Lammens spreekt nadrukkelijk zijn waardering uit voor het RVVB, vooral vanwege de landelijke lobby richting Den Haag. Volgens hem staat de positie van sportverenigingen zichtbaarder op de agenda dan voorheen. Niet als bijzaak, maar als kern van de sport in Nederland. “Iedere partij die de belangen van sportverenigingen koestert, levert winst op. Het RVVB zet hierin stappen die van grote betekenis zijn.”

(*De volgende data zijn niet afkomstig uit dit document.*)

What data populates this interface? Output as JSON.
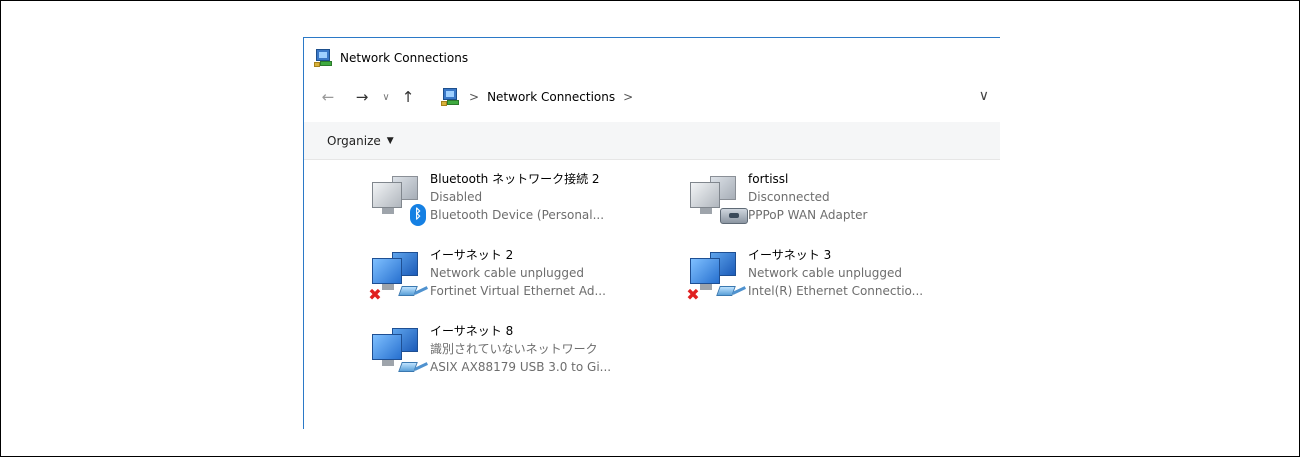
{
  "window": {
    "title": "Network Connections"
  },
  "addressbar": {
    "breadcrumb": "Network Connections",
    "separator": ">",
    "dropdown_glyph": "∨"
  },
  "toolbar": {
    "organize_label": "Organize",
    "organize_caret": "▼"
  },
  "connections": [
    {
      "name": "Bluetooth ネットワーク接続 2",
      "status": "Disabled",
      "device": "Bluetooth Device (Personal...",
      "icon": "bluetooth-adapter-icon"
    },
    {
      "name": "fortissl",
      "status": "Disconnected",
      "device": "PPPoP WAN Adapter",
      "icon": "dialup-adapter-icon"
    },
    {
      "name": "イーサネット 2",
      "status": "Network cable unplugged",
      "device": "Fortinet Virtual Ethernet Ad...",
      "icon": "ethernet-unplugged-icon"
    },
    {
      "name": "イーサネット 3",
      "status": "Network cable unplugged",
      "device": "Intel(R) Ethernet Connectio...",
      "icon": "ethernet-unplugged-icon"
    },
    {
      "name": "イーサネット 8",
      "status": "識別されていないネットワーク",
      "device": "ASIX AX88179 USB 3.0 to Gi...",
      "icon": "ethernet-connected-icon"
    }
  ],
  "colors": {
    "window_border": "#2b79c7",
    "toolbar_bg": "#f5f6f7",
    "secondary_text": "#6d6d6d",
    "error_red": "#e02020"
  }
}
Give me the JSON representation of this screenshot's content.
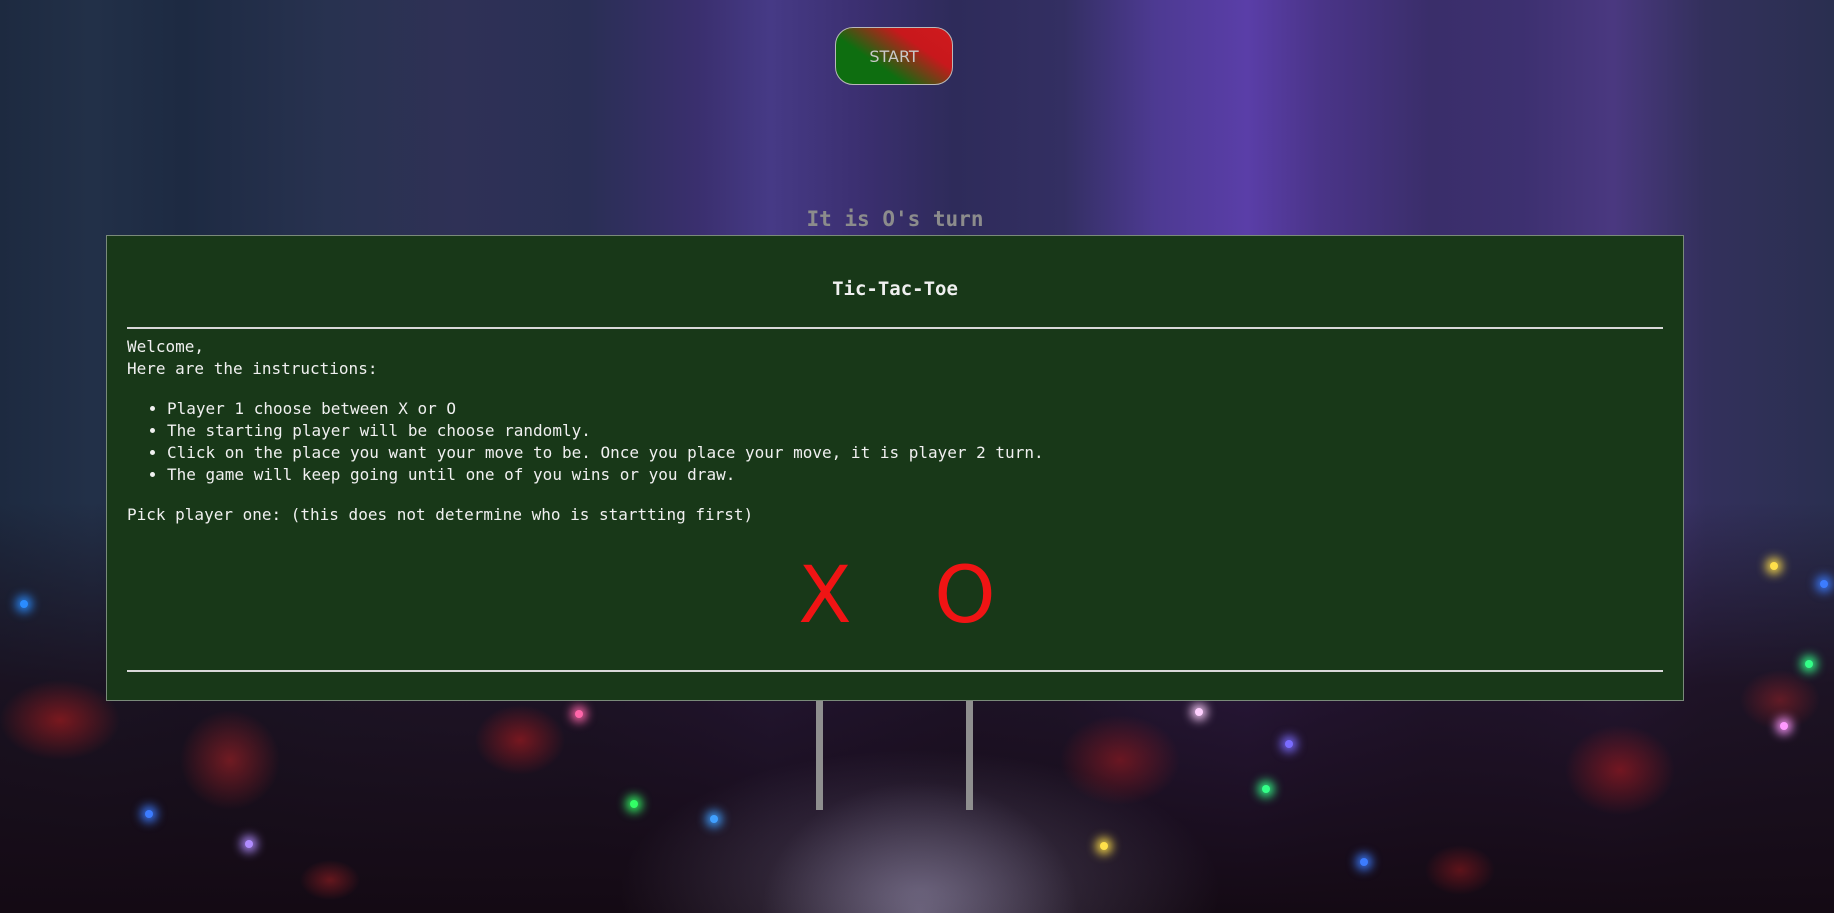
{
  "start_button": {
    "label": "START"
  },
  "status": {
    "turn_text": "It is O's turn"
  },
  "modal": {
    "title": "Tic-Tac-Toe",
    "greeting": "Welcome,",
    "intro": "Here are the instructions:",
    "instructions": [
      "Player 1 choose between X or O",
      "The starting player will be choose randomly.",
      "Click on the place you want your move to be. Once you place your move, it is player 2 turn.",
      "The game will keep going until one of you wins or you draw."
    ],
    "pick_prompt": "Pick player one: (this does not determine who is startting first)",
    "choices": [
      "X",
      "O"
    ]
  },
  "colors": {
    "modal_background": "#183818",
    "choice_color": "#f01414",
    "turn_text_color": "#8c8c8c"
  }
}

In dat licht ziet Lammens kansen voor de sportwet die verkend wordt. Die wet kan een middel vormen om sportondersteuning sterker te verankeren, zodat de verenigingen minder kwetsbaar zijn in het gemeentelijke krachtenveld. “De sportwet kan er bijvoorbeeld aan bijdragen dat sport(verenigingen) niet langer als sluitpost in de politieke afweging eindigen. ”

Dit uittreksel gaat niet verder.